Une interdiction qui s’inscrit dans une démarche plus globale  

Le Bali Zoo, situé dans la régence de Gianyar, abrite plus de 600 animaux de 60 espèces différentes, parmi lesquels plusieurs éléphants de Sumatra. En ce début d’année, l’établissement a officiellement cessé toute activité impliquant des promenades à dos d’éléphants, qui constituait l’une des attractions phares.

Cette décision, loin d’être isolée, répond en fait à une pression grandissante de la part des autorités locales de protection de la faune. Elle fait également écho à l’évolution des attentes des visiteurs internationaux, de plus en plus sensibles aux pratiques éthiques.

De nombreux établissements régionaux, dont Taman Safari Indonesia Bogor (TSI Bogor), TSI Prigen et A'Famosa en Malaisie avaient déjà suspendu leurs activités de promenade à dos d'éléphant en 2024. 

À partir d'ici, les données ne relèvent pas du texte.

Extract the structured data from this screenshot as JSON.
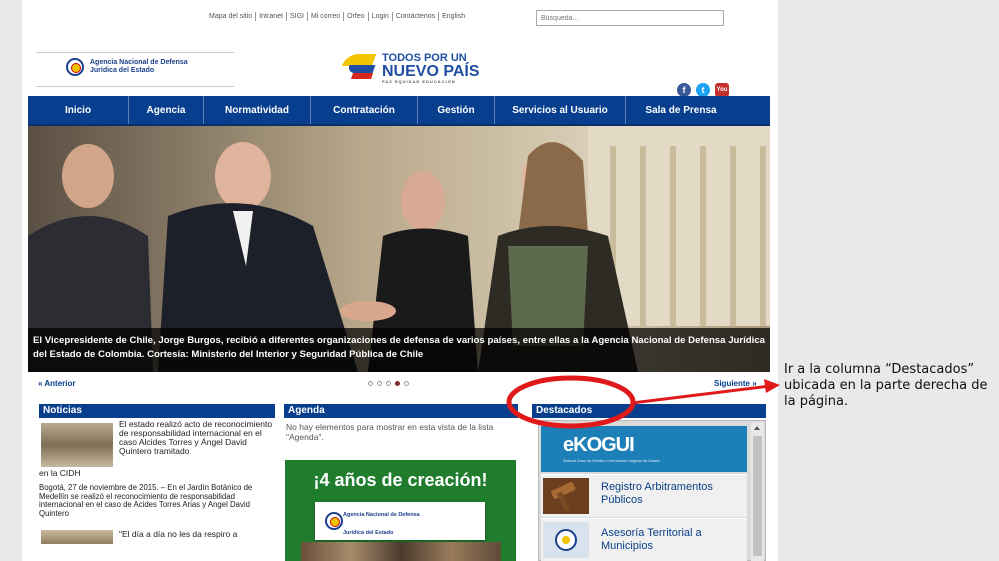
{
  "toplinks": [
    "Mapa del sitio",
    "Intranet",
    "SIGI",
    "Mi correo",
    "Orfeo",
    "Login",
    "Contáctenos",
    "English"
  ],
  "search": {
    "placeholder": "Búsqueda..."
  },
  "header": {
    "agency_line1": "Agencia Nacional de Defensa",
    "agency_line2": "Jurídica del Estado",
    "gov_line1": "TODOS POR UN",
    "gov_line2": "NUEVO PAÍS",
    "gov_line3": "PAZ  EQUIDAD  EDUCACIÓN",
    "social": [
      "facebook-icon",
      "twitter-icon",
      "youtube-icon"
    ]
  },
  "nav": [
    "Inicio",
    "Agencia",
    "Normatividad",
    "Contratación",
    "Gestión",
    "Servicios al Usuario",
    "Sala de Prensa"
  ],
  "hero": {
    "caption": "El Vicepresidente de Chile, Jorge Burgos, recibió a diferentes organizaciones de defensa de varios países, entre ellas a la Agencia Nacional de Defensa Jurídica del Estado de Colombia. Cortesía: Ministerio del Interior y Seguridad Pública de Chile",
    "prev_label": "Anterior",
    "next_label": "Siguiente",
    "slide_count": 5,
    "active_slide": 4
  },
  "noticias": {
    "title": "Noticias",
    "item1_title_a": "El estado realizó acto de reconocimiento de responsabilidad internacional en el caso Alcides Torres y Ángel David Quintero tramitado",
    "item1_title_b": "en la CIDH",
    "item1_body": "Bogotá, 27 de noviembre de 2015. – En el Jardín Botánico de Medellín se realizó el reconocimiento de responsabilidad internacional en el caso de Acides Torres Arias y Angel David Quintero",
    "item2_title": "\"El día a día no les da respiro a"
  },
  "agenda": {
    "title": "Agenda",
    "empty_text": "No hay elementos para mostrar en esta vista de la lista \"Agenda\".",
    "banner_title": "¡4 años de creación!",
    "banner_card_line1": "Agencia Nacional de Defensa",
    "banner_card_line2": "Jurídica del Estado"
  },
  "destacados": {
    "title": "Destacados",
    "ekogui_logo": "eKOGUI",
    "ekogui_sub": "Sistema Único de Gestión e Información Litigiosa del Estado",
    "items": [
      {
        "line1": "Registro Arbitramentos",
        "line2": "Públicos"
      },
      {
        "line1": "Asesoría Territorial a",
        "line2": "Municipios"
      }
    ]
  },
  "annotation": {
    "text": "Ir a la columna “Destacados” ubicada en la parte derecha de la página."
  },
  "colors": {
    "nav": "#073e8d",
    "annotation": "#e01a1a",
    "agenda_banner": "#207d2e"
  }
}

En décembre 2025, le BKSDA (Agence de conservation des ressources naturelles) de Bali a publiquement appelé les sites touristiques à respecter les éléphants et à abandonner progressivement les promenades à dos d’éléphant. Bien qu’il ne s’agisse pas, à ce jour, d’une interdiction formelle, cette annonce donne le ton à une potentielle évolution réglementaire et marque un changement profond dans l'approche du tourisme animalier en Asie du Sud-Est. La BKSDA menace notamment de révoquer les permis des établissements récalcitrants.

Pourquoi les balades à dos d’éléphants posent problème ?

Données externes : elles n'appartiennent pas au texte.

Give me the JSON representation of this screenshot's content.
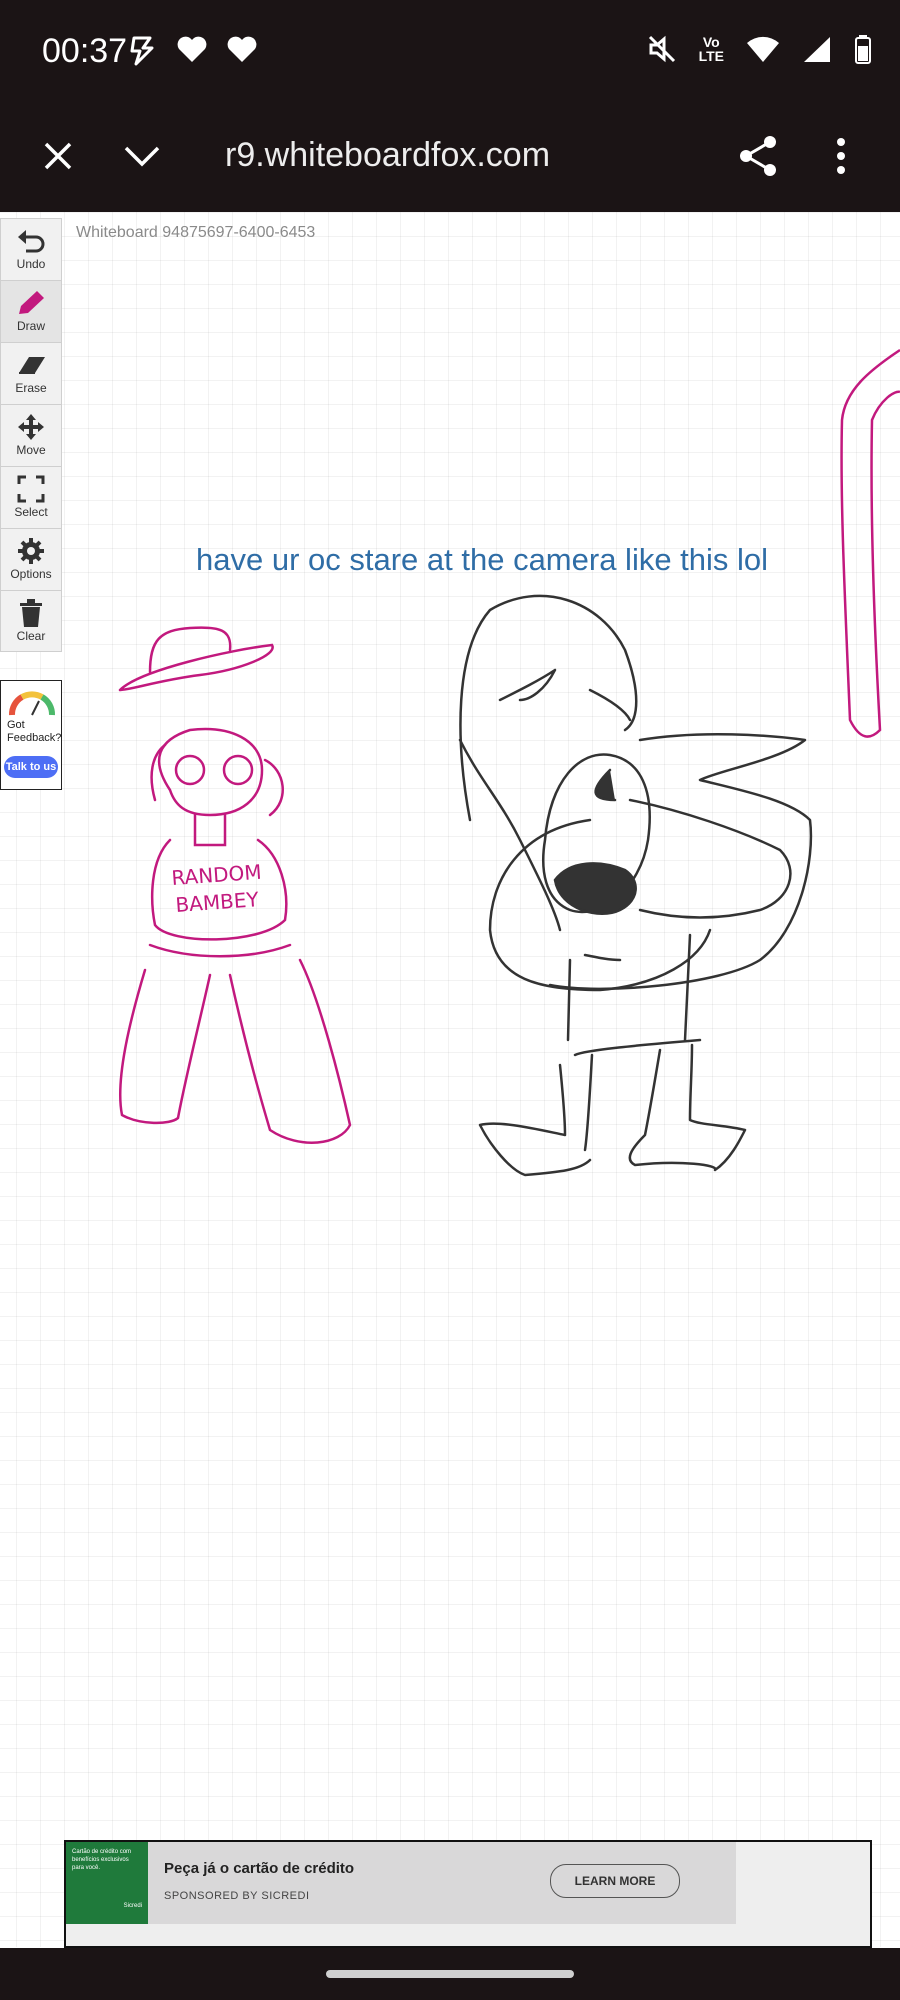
{
  "status_bar": {
    "time": "00:37",
    "left_icons": [
      "bolt-icon",
      "heart-icon",
      "heart-icon"
    ],
    "right_icons": [
      "mute-icon",
      "volte-icon",
      "wifi-icon",
      "signal-icon",
      "battery-icon"
    ],
    "volte_top": "Vo",
    "volte_bottom": "LTE"
  },
  "browser": {
    "url": "r9.whiteboardfox.com"
  },
  "whiteboard": {
    "title": "Whiteboard 94875697-6400-6453",
    "text_annotation": "have ur oc stare at the camera like this lol",
    "sweater_text_line1": "RANDOM",
    "sweater_text_line2": "BAMBEY",
    "ink_colors": {
      "magenta": "#c2197e",
      "dark": "#333333",
      "text_blue": "#2f6da6"
    }
  },
  "toolbar": {
    "undo": "Undo",
    "draw": "Draw",
    "erase": "Erase",
    "move": "Move",
    "select": "Select",
    "options": "Options",
    "clear": "Clear",
    "active_tool": "Draw"
  },
  "feedback": {
    "text": "Got Feedback?",
    "button": "Talk to us"
  },
  "ad": {
    "thumb_text": "Cartão de crédito com benefícios exclusivos para você.",
    "thumb_brand": "Sicredi",
    "headline": "Peça já o cartão de crédito",
    "sponsor": "SPONSORED BY SICREDI",
    "cta": "LEARN MORE"
  }
}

Les promenades à dos d'éléphant, longtemps considérées comme une attraction touristique incontournable, sont aujourd'hui reconnues comme une pratique cruelle. Pour rendre ces animaux dociles, certains centres ont en effet recours à des méthodes de dressage coercitives (avec notamment l’utilisation de crochets à éléphant).

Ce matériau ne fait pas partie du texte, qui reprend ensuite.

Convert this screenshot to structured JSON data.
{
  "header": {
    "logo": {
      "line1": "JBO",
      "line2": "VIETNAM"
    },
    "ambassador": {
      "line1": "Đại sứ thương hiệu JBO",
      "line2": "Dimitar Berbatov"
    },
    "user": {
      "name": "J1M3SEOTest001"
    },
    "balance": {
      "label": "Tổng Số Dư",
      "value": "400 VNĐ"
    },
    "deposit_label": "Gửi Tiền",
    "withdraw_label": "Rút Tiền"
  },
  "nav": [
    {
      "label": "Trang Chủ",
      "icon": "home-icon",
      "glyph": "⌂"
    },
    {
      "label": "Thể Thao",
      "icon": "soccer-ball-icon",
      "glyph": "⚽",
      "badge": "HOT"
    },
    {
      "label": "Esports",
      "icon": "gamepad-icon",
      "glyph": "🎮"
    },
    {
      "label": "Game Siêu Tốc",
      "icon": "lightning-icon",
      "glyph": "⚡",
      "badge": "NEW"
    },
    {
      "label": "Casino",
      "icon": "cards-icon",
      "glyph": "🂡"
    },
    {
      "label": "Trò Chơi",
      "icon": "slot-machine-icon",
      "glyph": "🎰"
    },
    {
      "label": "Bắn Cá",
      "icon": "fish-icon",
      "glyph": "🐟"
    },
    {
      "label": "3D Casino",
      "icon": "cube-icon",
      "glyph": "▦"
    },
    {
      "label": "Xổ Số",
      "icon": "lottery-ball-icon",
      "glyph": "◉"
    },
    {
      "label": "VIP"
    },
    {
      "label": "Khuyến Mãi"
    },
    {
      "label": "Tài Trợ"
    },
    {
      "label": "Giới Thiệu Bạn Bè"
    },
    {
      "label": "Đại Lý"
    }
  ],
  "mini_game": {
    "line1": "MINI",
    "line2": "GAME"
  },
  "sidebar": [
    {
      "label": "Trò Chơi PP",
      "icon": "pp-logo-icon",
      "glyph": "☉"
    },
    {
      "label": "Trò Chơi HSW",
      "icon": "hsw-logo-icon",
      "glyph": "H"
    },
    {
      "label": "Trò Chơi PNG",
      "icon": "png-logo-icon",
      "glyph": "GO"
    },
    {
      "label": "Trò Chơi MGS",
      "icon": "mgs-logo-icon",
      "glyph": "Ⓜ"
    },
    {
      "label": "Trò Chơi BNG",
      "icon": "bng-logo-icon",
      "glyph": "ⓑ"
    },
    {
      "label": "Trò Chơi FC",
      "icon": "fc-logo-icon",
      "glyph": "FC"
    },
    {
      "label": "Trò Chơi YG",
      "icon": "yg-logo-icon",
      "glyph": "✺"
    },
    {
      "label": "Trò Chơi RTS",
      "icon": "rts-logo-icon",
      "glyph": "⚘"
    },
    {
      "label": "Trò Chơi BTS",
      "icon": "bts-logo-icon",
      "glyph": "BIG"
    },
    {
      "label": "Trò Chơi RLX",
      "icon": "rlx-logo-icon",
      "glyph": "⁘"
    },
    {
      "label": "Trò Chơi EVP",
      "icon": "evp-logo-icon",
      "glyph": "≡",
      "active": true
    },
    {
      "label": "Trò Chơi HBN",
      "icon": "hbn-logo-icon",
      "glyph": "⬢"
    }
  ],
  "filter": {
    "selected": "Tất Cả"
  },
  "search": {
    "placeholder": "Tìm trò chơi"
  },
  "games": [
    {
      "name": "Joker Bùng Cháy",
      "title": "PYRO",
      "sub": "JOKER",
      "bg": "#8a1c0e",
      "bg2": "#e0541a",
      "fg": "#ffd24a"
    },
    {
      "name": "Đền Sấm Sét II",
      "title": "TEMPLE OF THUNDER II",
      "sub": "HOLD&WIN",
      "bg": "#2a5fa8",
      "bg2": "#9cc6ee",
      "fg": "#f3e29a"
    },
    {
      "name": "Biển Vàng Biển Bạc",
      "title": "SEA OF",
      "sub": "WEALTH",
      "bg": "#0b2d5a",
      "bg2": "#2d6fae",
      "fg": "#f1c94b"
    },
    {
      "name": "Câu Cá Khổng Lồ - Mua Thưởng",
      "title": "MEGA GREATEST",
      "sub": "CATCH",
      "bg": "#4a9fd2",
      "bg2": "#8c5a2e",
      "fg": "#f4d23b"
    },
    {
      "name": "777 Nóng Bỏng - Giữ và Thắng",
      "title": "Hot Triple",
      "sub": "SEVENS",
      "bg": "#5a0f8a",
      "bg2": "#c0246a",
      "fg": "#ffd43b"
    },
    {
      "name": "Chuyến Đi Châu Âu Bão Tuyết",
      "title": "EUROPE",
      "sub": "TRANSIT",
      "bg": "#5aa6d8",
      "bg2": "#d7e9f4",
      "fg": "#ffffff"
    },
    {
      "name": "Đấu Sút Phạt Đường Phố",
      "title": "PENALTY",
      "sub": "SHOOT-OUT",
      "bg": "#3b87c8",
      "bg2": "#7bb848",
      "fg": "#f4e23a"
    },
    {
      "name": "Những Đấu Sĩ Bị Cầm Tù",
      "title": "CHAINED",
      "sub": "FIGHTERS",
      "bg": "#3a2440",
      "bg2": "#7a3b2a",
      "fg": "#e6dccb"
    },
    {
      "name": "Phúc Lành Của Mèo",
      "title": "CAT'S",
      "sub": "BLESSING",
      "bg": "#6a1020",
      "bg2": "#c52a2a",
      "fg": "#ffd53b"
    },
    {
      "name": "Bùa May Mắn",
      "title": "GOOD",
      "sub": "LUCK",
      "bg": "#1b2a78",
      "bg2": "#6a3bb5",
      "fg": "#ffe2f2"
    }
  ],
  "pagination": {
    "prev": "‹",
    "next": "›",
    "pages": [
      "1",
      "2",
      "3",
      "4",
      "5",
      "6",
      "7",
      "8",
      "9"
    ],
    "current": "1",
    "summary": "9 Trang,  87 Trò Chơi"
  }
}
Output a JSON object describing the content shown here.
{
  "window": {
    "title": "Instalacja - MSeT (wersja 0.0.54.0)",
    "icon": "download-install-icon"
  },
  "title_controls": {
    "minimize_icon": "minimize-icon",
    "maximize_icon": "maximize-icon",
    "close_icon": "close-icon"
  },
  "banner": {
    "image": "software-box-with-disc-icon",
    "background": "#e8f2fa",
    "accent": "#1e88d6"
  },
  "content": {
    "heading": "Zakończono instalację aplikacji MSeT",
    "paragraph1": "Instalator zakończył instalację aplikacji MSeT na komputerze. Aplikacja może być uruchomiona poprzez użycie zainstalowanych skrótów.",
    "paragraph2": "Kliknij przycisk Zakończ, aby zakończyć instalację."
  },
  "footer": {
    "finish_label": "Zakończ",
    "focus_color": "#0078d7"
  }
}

Sur le plan physique, le port répété de charges humaines peut entraîner des lésions de la colonne vertébrale, des troubles articulaires et un stress chronique chez les éléphants, dont l’anatomie n’est pas adaptée à ce type d’activité. À cela s’ajoutent des conditions de captivité inadaptées ainsi qu’un stress chronique chez ces animaux hautement intelligents et sociaux.

Vers un tourisme plus éthique

Bali affirme ainsi sa volonté de devenir une destination pionnière en matière de tourisme responsable en Asie du Sud-Est, et d’attirer une clientèle consciente des enjeux environnementaux.

De nouvelles formes d’interactions voient ainsi le jour : observation à distance, programmes éducatifs, participation encadrée aux soins ou à l’alimentation des animaux, sans contact invasif. Ces alternatives permettent de maintenir une activité économique tout en respectant davantage le bien-être animal.